General solicitation has transformed private securities offerings, allowing issuers to broadly market their investments and expand their reach under Rule 506(c) of Regulation D. This flexibility, however, requires that all purchasers be accredited investors, with issuers obligated to take reasonable steps to verify their status.
Why Verification Matters
Proper verification is critical. If an issuer fails to confirm an investor’s accredited status, they risk losing the registration exemption and potentially face rescission rights, civil liabilities, or regulatory penalties. A diligent verification process is not just a formality—it’s a cornerstone of compliance and risk management.
Best Practices for Verification
Here are key strategies issuers can employ:
- Document Review: Request and examine current financial records—like tax returns, W-2 forms, bank, and other asset-related statements—to confirm an investor meets income or net worth thresholds. Confidentiality and recency of documents are paramount as generally, evidence should be no older than 90 days.
- Third-Party Confirmation: Rely on written verification from a registered broker-dealer, attorney, certified public accountant, or investment advisor familiar with the requirements. This leverages professional expertise to ensure accuracy.
- Verification Services: Third-party providers offer specialized solutions, often delivering certificates or reports issuers can depend on. This approach enhances efficiency and strengthens compliance.

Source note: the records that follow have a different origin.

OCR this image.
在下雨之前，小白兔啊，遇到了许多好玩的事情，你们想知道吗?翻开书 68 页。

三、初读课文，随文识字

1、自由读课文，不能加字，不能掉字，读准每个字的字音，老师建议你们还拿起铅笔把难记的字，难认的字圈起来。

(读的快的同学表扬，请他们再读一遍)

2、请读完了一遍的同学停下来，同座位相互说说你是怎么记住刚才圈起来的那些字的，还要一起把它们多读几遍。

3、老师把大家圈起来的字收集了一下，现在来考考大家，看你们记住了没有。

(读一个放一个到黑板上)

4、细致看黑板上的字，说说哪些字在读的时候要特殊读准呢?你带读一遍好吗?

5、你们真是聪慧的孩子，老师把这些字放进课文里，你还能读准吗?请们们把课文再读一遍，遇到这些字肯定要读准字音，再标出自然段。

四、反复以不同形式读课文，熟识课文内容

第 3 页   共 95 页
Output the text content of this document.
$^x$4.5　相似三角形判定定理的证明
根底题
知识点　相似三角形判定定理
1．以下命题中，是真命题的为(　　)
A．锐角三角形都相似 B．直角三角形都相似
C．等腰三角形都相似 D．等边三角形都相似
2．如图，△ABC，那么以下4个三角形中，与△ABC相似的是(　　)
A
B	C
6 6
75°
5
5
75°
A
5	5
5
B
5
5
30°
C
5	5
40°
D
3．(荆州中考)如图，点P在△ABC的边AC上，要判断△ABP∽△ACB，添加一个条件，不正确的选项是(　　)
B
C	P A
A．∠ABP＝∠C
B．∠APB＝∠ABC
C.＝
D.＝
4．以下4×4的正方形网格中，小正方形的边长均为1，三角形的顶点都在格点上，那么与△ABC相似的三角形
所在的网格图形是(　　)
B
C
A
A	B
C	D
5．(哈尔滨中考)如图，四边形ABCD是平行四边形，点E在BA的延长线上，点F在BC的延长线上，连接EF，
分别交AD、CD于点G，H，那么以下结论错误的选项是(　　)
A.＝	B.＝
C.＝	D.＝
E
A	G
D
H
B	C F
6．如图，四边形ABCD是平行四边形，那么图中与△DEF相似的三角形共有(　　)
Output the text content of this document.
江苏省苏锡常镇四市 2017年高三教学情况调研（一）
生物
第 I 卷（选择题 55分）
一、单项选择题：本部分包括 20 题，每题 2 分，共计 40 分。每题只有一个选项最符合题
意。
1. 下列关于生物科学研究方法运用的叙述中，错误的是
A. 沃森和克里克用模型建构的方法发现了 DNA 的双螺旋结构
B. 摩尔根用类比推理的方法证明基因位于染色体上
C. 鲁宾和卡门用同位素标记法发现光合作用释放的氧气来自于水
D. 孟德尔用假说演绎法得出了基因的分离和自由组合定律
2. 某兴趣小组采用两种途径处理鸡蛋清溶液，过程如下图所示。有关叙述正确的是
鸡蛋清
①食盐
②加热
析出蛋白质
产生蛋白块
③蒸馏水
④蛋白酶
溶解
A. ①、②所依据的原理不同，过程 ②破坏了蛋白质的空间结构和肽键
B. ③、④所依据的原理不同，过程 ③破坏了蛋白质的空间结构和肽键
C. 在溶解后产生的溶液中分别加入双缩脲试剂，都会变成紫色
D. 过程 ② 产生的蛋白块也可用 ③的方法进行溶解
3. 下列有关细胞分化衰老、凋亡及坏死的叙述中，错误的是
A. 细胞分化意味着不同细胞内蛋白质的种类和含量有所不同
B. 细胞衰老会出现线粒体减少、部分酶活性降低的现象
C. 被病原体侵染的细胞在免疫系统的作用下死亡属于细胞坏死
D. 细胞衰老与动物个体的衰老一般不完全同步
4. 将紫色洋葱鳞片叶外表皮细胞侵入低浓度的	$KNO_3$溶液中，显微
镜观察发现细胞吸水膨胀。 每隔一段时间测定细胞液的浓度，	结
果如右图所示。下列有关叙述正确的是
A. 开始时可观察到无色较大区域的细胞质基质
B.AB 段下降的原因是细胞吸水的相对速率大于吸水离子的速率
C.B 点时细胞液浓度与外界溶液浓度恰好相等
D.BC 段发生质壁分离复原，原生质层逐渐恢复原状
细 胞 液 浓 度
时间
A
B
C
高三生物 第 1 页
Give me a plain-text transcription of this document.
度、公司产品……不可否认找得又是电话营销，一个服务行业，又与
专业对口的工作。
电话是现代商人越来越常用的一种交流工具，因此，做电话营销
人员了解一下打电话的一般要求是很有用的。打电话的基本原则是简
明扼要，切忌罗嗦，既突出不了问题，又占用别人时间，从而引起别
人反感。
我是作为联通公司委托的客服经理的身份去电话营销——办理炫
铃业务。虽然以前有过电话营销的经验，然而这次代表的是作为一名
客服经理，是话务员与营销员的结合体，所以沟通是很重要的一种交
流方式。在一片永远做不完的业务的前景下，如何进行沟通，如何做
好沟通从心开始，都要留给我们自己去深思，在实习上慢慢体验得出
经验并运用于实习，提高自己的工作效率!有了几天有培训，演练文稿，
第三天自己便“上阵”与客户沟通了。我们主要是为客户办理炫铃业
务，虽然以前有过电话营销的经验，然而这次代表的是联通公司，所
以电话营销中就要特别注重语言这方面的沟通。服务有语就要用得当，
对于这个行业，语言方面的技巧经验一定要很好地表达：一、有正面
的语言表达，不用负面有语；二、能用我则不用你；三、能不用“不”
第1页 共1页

- Tailored Steps: The SEC emphasizes that verification should reflect the offering’s context. For instance, less rigorous checks may suffice for investors known to the issuer or with prior investment history.
- Technology Tools: Emerging platforms and tools can streamline verification, providing issuers with innovative, compliant options to confirm investor status.
The Role of Documentation
Thorough record-keeping is essential. Issuers should retain evidence of their verification efforts—this may include documents that are reviewed, third-party correspondence, or other steps that were taken throughout the investment purchase process—to demonstrate “reasonable steps” compliance if regulators should inquire. Investor accreditation status must be established immediately before any securities sale. General solicitation under Rule 506(c) unlocks significant opportunities for issuers to attract capital, but it demands a disciplined approach to investor verification. Issuers can confidently navigate compliance challenges by adopting these best practices, documenting their process, and exploring specialized services or technology while maximizing the benefits of broader solicitation.